12 May 2020 | News
The serology test detects the IgG antibody to SARS-CoV-2 in COVID-19 patient
Photo credit: Abbott
Abbott has launched its third test for coronavirus (COVID-19) and is shipping tests to hospitals across the U.S.
The test is a serology test also called an antibody test which could be a critical next step in battling this virus.
Abbott's test helps to detect the IgG antibody to SARS-CoV-2. Detecting these IgG antibodies will help determine if a person was previously infected with the virus that causes COVID-19.
The new antibody test is to be used on Abbott's ARCHITECT i1000SR and i2000SR laboratory instruments, which can run up to 100-200 tests an hour.
Abbott first made the test available as part of the U.S. Food and Drug Administration's notification without an Emergency Use Authorization (EUA) pathway that was outlined for COVID-19 diagnostic tests during the public health emergency. Since then, Abbott has received Emergency Use Authorization (EUA) from the FDA and CE Mark in Europe.

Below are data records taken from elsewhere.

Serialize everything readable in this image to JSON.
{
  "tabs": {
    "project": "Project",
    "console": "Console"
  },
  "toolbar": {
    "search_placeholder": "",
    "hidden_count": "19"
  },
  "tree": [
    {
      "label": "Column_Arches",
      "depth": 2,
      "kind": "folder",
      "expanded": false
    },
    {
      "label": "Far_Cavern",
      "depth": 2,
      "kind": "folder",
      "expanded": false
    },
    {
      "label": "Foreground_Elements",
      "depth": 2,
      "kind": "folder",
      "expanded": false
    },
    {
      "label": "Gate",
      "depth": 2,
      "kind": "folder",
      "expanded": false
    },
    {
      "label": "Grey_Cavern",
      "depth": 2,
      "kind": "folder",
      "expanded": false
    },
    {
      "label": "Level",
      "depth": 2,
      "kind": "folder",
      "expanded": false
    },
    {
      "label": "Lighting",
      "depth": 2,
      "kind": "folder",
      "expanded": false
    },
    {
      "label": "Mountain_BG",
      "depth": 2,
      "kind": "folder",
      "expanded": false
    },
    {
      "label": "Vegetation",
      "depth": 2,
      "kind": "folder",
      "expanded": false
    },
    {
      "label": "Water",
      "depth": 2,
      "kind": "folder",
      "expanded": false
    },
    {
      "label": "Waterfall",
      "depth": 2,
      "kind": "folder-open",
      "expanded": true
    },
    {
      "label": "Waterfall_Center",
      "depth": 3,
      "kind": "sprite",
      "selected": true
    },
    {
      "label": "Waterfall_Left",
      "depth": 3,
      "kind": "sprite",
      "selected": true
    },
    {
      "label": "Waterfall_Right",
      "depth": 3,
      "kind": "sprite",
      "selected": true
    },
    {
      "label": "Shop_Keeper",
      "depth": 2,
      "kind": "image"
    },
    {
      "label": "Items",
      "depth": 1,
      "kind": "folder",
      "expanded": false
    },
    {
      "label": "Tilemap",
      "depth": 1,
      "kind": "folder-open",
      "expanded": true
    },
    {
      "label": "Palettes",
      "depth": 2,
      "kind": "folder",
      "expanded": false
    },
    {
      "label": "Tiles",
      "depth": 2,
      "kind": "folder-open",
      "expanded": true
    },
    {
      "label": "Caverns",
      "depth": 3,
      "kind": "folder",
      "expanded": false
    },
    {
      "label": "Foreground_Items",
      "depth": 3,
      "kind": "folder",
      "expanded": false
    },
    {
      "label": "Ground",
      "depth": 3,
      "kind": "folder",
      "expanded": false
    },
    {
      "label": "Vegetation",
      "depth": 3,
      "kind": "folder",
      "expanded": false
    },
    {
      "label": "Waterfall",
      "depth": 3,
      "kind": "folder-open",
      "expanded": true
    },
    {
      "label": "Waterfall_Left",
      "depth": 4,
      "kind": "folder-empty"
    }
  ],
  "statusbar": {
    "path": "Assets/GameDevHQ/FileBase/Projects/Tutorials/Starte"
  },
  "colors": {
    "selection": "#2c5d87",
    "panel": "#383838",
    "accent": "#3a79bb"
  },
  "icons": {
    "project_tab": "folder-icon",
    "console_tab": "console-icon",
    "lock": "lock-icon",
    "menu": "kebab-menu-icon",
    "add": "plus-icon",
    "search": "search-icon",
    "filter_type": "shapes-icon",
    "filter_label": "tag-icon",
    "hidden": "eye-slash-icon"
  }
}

Abbott is significantly scaling up manufacturing for antibody testing with the plans to ship millions of tests to U.S. customers. Abbott plans to ship 20 million antibody tests in the U.S. in June and beyond as it expands its testing capabilities to Alinity i lab system.
This antibody test adds to Abbott’s existing COVID-19 molecular tests that are already being used Abbott's m2000 lab test and rapid, ID NOW point-of-care test.
While molecular testing (such as Abbott’s m2000 and point-of-care tests) identify people with the virus, antibody tests can tell whether someone has been previously infected.
This type of knowledge will enable scientists to better understand how long these antibodies stay in the body and if they provide immunity. This information can also help public health officials understand how widespread the outbreak is and could help support the development of treatments and vaccines for COVID-19.
Although Abbott’s antibody test is new, the two ARCHITECT instruments it runs on are already being used for critical diagnostic tests in labs worldwide. More than 2,000 of the instruments are used in the U.S.